The budget and finance the councillors can control is minuscule by European norms. Councillors have access to only three per cent of overall Irish tax revenue raised at local level, compared to an average of 15 per cent elsewhere in Europe. The overall tax revenue spent at local level is eight per cent compared to an EU average of 23 per cent.
Executive control of local matters, over elected councillors, has accelerated in recent decades. Various corruption scandals, which did untold damage to politics, has facilitated a considerable shift in the power base from elected politicians to civil servants at local and national level.
Dr Theresa Reidy, a lecturer on Irish politics at University College Cork (UCC), describes the continuous erosion of local government across the decades as ‘a deep hollowing-out of the role of local government’.
Though not a remit of local government, policing has been greatly centralised in recent years also, with Mayo’s garda region now part of a division that includes Roscommon and Longford. The closure of many rural garda stations and centralising of members of An Garda Siochána into larger towns has also had a corrosive effect at local level.
There have been improvements along the way. While the 2014 ‘reforms’ brought in by then Minister for Environment and Local Government Phil Hogan abolished the town councils, thereby greatly reducing the number of local councillors in the country, the establishment of municipal districts did give a better county council structure at local level than the electoral areas which preceded them.

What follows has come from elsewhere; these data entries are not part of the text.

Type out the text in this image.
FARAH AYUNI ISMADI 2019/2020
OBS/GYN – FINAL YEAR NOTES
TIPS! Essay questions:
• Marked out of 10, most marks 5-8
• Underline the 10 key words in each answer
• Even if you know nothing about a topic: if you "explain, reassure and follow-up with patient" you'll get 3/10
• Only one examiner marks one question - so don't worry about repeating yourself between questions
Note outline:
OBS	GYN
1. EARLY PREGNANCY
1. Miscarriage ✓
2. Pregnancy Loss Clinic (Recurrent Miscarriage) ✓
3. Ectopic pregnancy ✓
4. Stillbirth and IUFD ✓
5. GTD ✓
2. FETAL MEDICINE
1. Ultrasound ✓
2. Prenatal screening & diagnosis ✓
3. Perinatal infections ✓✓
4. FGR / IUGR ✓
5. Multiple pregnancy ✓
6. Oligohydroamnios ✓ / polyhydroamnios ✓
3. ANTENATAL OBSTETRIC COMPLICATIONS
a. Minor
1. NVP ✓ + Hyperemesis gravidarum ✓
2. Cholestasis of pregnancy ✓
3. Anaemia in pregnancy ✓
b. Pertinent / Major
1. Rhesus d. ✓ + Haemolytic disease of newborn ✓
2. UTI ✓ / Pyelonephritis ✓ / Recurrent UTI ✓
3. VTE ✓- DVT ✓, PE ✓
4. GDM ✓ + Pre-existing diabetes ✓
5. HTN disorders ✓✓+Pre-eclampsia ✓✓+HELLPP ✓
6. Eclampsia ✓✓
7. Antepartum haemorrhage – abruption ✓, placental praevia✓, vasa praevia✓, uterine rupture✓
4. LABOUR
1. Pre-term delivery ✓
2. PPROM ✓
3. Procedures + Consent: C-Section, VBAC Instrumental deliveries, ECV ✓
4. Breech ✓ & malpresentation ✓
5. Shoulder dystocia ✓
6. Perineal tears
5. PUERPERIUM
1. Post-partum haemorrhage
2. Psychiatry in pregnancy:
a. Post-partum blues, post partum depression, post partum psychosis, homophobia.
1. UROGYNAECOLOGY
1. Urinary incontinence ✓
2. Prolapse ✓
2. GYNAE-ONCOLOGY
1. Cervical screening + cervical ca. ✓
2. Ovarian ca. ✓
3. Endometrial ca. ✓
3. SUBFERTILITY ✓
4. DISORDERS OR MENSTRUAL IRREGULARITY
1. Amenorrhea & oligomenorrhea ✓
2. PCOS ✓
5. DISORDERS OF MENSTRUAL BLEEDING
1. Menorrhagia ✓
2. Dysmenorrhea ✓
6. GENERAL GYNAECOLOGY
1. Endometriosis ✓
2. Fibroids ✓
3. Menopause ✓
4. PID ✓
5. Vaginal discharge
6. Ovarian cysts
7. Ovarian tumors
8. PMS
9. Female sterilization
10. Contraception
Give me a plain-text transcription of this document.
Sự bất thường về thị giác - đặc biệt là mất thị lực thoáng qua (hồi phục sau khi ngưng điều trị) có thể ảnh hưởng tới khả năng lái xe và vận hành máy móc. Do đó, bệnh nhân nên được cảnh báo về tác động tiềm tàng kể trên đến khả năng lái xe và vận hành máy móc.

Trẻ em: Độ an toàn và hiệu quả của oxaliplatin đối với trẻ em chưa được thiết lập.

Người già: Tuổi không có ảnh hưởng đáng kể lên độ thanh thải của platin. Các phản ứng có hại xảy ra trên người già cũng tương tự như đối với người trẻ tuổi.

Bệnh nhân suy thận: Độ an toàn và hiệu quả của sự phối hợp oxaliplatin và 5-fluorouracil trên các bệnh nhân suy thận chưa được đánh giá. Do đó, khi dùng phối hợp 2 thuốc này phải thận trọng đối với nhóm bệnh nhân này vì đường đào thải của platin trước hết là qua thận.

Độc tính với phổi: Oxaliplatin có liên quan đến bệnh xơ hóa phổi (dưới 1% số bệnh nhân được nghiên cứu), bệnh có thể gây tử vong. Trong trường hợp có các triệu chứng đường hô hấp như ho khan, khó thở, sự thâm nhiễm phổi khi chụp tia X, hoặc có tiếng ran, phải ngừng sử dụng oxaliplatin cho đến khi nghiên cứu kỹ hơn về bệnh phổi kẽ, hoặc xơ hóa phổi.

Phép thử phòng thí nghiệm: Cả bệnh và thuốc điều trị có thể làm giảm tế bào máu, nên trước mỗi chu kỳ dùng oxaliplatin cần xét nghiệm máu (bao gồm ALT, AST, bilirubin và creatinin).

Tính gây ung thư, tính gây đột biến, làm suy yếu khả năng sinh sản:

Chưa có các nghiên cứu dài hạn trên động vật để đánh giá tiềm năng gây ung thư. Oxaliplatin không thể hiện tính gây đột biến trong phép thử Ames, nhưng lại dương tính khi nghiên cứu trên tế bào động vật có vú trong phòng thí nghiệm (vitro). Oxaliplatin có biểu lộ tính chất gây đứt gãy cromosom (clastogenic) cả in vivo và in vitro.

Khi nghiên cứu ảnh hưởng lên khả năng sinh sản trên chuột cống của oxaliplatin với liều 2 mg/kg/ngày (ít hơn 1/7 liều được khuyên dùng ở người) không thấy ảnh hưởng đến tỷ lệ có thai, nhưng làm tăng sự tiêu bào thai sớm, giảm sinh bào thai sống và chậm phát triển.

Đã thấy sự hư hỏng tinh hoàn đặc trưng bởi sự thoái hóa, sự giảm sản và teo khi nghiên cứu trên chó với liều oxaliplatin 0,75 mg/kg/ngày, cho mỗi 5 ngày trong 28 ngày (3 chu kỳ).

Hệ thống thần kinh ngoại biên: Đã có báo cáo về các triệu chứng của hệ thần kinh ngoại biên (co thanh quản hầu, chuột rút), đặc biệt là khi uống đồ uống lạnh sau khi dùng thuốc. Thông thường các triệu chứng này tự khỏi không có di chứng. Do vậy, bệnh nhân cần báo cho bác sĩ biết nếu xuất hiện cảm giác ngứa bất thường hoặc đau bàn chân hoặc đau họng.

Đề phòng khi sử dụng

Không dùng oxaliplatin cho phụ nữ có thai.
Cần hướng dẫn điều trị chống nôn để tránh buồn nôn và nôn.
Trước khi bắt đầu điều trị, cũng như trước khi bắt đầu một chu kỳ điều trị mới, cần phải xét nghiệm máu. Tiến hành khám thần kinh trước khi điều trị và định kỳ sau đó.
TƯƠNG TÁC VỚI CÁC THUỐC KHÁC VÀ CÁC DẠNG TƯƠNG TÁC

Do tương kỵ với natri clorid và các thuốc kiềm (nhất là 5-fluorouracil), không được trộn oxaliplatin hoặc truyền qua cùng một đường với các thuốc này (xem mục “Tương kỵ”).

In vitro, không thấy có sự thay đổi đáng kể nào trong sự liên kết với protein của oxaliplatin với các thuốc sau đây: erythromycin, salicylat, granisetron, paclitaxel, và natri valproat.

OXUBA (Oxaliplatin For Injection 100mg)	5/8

Local authorities now have an enhanced role in local economic development and community development. There is much more that can be done but it does represent an improvement.
However, while we do have regional assemblies which can provide a framework for enhanced local government and decision-making in their regions, the reality is that they are not nearly visible or powerful enough.
Nobody is directly elected to them. Rather, the various constituent local authorities appoint councillors to sit on their board. Having covered Mayo County Council meetings for years, this is a very disjointed approach. Mayo County Council rarely discuss the Northern and Western Regional Assembly and councillors appointed to that authority rarely report back at meetings.
The Council of Europe are putting repeated pressure on Ireland to decentralise its government more and to enhance the power and responsibilities of local authorities and its councillors therein. This can only be a good thing. We need radical change and here on the West coast, in our lagging region, we need it more than most.
Perhaps the Fianna Fáil and Fine Gael-controlled council can articulate that to their party colleagues in government at a national level.